Спорить с Гречнёвым на этот счёт было бесполезно: он упёрся и не уступал: «сарассата» - такая форма подачи скрипичных тем, и точка! Ну, ладно, убеждённый человек – это всегда приятно… Даже если убеждение его зиждется всего лишь на слуховой ошибке… Что, впрочем, смогли узнать только в эпоху интернета, когда любой вопрос разрешается за три секунды… Кроме, конечно, жизненно-важных вопросов, которые и интернету не по зубам…

***

С 90-ми к людям, по-детски верившим в чудеса, первым из которых они наивно ждали «экономического чуда» - пришли страшные зимы. Гречнёву они запомнились морозным скрежетом металла, трамвайной реборды – с еле ползущих через грязную бель багровых, выпуклых, словно бы кровью раздутых трамваев… В которых вагоновожатые иной раз падали в голодные обмороки – порождая опасные дорожные ситуации… Правда, машин тогда было, коненчо, меньше, чем сейчас, и потому аварий тоже было меньше…

В рано наступавших уральских сумерках трамвай полз, обросший мохнатой бахромой инея – и воспринимался Глебом как символ личного унижения. Гречнёв всё ещё был наполеончиком, он всё ещё верил в неминуемый скорый успех, видел себя за рулём иномарки, непременно иномарки – а лучше, на заднем сидении лимузина с водителем…

Но жизнь вторгалась в мечты, въезжала липнувшим к рукам морозным металлом унизительных трамваев, и требовала своё… Защищаясь от гопоты, запуганный этой тьмой вокруг – Глеб завёл себе нож.

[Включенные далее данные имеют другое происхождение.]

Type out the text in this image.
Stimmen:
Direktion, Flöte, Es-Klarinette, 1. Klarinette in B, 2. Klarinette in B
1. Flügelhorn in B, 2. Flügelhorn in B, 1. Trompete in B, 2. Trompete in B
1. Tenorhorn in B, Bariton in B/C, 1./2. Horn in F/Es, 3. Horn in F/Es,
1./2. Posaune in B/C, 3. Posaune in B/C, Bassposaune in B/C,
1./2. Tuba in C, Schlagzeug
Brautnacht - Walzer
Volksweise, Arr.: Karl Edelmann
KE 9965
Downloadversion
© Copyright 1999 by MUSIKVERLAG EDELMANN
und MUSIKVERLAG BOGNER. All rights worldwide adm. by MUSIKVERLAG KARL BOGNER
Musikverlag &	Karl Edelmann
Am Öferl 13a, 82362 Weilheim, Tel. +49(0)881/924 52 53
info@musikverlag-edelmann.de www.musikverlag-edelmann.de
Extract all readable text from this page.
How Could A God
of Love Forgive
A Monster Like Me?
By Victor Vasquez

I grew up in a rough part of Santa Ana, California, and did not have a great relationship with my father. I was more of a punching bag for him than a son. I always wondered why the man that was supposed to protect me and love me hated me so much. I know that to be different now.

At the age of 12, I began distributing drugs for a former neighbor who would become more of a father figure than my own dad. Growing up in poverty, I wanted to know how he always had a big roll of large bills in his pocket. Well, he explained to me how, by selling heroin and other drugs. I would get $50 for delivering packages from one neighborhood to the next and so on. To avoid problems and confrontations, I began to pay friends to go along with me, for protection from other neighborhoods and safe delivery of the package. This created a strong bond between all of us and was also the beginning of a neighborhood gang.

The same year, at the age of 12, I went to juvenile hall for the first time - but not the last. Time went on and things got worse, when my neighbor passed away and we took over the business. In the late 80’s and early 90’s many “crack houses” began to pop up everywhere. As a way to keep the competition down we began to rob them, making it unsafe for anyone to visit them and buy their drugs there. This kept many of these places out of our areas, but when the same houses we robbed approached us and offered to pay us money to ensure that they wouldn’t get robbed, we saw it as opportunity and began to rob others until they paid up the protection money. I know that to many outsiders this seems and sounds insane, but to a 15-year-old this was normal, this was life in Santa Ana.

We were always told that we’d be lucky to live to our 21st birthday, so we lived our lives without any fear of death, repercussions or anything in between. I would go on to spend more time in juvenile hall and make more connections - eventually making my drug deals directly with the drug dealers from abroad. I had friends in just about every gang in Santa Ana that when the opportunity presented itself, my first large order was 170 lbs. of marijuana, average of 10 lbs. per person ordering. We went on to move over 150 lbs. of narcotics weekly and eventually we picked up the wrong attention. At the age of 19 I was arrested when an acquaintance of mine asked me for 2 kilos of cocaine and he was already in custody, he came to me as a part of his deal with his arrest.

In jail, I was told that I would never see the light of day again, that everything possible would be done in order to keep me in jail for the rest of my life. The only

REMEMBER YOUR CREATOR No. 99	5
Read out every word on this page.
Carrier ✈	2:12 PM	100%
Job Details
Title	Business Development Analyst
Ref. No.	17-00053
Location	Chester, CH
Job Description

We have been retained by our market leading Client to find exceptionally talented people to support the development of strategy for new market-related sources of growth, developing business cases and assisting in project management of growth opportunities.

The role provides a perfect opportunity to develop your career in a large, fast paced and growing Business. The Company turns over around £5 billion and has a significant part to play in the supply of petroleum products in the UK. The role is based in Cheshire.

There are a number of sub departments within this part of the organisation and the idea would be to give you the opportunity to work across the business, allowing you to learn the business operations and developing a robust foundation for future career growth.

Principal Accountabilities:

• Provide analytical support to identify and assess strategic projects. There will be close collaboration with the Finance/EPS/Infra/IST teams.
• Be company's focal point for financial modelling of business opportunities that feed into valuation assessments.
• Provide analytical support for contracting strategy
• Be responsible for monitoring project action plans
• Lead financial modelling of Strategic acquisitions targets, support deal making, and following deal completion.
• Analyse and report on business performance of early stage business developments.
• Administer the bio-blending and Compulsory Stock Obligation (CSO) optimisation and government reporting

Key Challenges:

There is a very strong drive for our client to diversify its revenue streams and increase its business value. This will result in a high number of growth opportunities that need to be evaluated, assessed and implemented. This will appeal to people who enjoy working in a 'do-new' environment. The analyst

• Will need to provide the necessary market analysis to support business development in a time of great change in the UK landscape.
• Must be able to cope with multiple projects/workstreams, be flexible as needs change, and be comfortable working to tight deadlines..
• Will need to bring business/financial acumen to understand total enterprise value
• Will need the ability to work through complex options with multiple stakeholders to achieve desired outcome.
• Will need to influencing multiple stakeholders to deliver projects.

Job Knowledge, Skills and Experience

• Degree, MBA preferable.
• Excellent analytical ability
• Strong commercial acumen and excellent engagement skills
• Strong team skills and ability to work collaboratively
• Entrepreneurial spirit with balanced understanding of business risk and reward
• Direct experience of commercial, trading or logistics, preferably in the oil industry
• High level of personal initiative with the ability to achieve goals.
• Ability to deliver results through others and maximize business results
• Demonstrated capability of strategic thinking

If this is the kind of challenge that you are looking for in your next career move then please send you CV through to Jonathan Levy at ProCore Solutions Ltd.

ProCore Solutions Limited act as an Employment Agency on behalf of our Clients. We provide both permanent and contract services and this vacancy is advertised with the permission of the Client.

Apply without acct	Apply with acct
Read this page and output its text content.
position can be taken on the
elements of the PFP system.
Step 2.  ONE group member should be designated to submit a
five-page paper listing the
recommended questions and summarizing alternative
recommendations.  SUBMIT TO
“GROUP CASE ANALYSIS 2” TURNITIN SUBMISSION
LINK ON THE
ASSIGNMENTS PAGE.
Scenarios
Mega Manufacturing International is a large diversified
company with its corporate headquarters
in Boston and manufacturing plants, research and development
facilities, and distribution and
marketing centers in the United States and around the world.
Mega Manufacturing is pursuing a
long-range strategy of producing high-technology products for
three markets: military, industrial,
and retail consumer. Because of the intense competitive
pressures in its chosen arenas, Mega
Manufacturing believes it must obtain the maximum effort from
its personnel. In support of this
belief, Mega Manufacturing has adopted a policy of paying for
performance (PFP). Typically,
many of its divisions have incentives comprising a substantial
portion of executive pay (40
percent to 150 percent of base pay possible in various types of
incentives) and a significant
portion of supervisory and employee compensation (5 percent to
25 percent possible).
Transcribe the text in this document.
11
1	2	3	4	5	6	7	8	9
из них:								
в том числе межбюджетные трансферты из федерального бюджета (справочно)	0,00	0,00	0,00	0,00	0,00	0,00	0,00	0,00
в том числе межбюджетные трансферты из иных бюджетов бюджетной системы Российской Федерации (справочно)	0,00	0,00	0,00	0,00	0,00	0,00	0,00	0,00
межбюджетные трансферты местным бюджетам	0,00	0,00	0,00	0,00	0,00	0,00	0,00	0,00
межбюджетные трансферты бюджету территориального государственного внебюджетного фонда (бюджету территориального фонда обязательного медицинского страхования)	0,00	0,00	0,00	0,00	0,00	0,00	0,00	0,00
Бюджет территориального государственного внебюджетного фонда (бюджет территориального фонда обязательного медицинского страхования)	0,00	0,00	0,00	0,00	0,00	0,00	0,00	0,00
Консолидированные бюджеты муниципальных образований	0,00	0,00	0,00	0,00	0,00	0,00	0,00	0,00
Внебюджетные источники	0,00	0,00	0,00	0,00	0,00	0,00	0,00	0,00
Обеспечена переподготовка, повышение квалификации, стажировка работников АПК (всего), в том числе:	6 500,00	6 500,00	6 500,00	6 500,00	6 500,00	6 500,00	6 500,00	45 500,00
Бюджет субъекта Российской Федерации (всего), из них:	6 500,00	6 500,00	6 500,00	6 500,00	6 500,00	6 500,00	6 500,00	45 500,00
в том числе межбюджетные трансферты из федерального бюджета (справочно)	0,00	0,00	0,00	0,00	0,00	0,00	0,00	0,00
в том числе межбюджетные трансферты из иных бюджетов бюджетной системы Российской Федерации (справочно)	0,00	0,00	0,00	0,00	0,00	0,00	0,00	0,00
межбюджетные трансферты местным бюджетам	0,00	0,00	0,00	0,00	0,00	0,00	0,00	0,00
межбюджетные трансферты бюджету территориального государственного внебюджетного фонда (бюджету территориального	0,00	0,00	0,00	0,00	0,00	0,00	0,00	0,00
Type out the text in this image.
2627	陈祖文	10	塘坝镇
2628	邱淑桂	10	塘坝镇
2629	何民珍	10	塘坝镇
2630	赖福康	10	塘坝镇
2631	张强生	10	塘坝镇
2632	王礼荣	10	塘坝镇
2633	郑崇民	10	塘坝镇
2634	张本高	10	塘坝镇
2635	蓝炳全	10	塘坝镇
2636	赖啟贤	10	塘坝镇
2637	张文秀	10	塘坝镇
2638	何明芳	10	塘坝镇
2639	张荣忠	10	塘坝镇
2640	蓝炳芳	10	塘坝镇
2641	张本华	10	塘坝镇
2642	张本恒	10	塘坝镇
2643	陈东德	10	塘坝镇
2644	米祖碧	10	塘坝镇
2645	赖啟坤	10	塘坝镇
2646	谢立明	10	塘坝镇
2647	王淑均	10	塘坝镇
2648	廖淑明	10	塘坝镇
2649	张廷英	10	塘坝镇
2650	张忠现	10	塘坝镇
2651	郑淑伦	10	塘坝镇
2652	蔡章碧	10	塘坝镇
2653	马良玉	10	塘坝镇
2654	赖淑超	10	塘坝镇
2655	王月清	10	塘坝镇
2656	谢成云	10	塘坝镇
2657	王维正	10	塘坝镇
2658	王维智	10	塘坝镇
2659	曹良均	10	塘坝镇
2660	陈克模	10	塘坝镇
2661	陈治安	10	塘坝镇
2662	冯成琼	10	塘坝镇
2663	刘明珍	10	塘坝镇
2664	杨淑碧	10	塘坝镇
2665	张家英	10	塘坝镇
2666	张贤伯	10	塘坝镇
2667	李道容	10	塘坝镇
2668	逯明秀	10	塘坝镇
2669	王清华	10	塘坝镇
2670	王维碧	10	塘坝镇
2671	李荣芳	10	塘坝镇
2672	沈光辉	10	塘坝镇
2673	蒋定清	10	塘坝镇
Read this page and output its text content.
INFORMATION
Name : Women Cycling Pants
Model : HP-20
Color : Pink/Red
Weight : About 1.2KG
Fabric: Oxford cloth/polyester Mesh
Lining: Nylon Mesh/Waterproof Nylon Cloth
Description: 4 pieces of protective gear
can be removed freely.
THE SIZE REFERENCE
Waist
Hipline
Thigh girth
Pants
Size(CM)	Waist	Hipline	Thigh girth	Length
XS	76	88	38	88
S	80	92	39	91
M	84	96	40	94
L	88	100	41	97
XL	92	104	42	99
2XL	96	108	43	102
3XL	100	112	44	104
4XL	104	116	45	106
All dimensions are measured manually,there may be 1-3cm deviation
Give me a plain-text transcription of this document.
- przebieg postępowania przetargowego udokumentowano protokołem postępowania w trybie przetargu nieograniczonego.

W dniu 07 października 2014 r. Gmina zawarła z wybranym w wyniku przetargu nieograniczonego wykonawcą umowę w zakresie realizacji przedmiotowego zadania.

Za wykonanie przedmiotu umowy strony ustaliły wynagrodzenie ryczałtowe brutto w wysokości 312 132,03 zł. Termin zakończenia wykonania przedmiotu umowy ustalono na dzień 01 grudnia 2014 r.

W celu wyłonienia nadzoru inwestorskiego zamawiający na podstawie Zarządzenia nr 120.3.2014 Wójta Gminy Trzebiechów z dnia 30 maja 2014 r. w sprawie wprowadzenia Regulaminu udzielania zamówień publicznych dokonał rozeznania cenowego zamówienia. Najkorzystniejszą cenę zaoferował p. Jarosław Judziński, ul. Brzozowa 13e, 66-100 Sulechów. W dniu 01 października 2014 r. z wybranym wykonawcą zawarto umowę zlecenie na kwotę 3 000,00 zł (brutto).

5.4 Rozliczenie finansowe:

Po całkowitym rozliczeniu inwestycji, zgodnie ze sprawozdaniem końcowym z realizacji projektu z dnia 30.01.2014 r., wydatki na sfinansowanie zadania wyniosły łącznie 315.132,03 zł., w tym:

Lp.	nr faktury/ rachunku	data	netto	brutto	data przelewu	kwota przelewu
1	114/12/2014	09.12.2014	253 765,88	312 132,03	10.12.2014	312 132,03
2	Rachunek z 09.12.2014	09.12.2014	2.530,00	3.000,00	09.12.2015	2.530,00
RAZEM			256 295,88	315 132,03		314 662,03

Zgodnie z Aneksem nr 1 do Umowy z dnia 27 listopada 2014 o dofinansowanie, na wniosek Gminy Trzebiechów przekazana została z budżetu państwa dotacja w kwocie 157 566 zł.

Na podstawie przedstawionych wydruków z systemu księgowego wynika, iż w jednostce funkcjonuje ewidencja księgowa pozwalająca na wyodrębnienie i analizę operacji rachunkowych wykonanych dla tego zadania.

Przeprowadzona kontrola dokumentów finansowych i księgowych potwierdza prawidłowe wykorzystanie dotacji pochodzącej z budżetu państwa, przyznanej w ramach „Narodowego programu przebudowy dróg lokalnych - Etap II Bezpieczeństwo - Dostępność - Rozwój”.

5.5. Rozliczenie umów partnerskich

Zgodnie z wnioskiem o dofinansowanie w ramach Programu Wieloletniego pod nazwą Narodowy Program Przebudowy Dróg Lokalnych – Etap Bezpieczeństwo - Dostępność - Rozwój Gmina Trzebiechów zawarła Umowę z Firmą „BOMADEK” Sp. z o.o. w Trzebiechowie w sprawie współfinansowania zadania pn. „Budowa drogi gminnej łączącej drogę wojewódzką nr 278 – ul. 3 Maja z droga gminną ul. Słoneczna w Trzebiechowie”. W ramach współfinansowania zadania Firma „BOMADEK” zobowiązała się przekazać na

Потом понял, что ножи есть у всех, и завёл кое-что получше, как ему казалось…

Он стал всюду таскать с собой мясной разделочный топорик, похожий на томагавк – приделав к его рукояти петлю из толстой лески – чтобы в предполагаемом бою из руки не выбили… Топорик он носил в пластиковом пакете – с какими обыкновенно ходят за хлебом…

Иногда топорик требовался – но Гречнёв отчаянно «тормозил» и не успевал его применить. Как со смехом говорил кто-то из его друзей – «русский человек так долго обдумывает проблему, что когда примет решение – уже и проблемы-то не остаётся»…

…На остановке «Дворец спорта» в трамвай ворвалась с жутким храпом и пыхтением молчаливо дерущаяся группа: трое избивали одного, но тот отважно отбивался... Было ясно, что это банда напала на одинокого прохожего, а пузатый прохожий с серебряным перстнем, с залысинами, но при этом волосами до плеч – как на грех, очень напоминал дядюшку Гречнёва…

И Глеб понял, что нужно вмешаться. У него же топорик надет на руку петелкой… Глеб выставил перед собой пластиковый пакет (внутри томагавк) как шпагу на поединке и шагнул к дерущимся. Они дрались свирепо – но молча… Подавленно молчали и все пассажиры… Молчал и Гречнёв, обдумывая заступнчичество…

Кто эти люди? Зачем они дерутся? Кто перед кем и в чём виноват? Всё покрывал молчаливый сипло дышаший мрак 90-х годов…

Пузатую жертву побоев, отступавшую через трамвайный салон «с боями» - выбросили через передние двери на снег на следующей остановке. И сами спрыгнули – добивать… А Гречнёв всё стоял, выставив пакет с топориком, медленно и и туго соображал… Надо вмешатся… Надо заступиться… Надо вмешаться…

Почему лысик с перстнем не звал на помощь? Почему не кричал «караул»? Не верил в помощь от людей – вот характерная черта 90-х… А Гречнёву очень нужен был зов о помощи, чтобы среагировать… Ведь всё произошло так быстро, а философствующий мальчик – «тормоз» по натуре…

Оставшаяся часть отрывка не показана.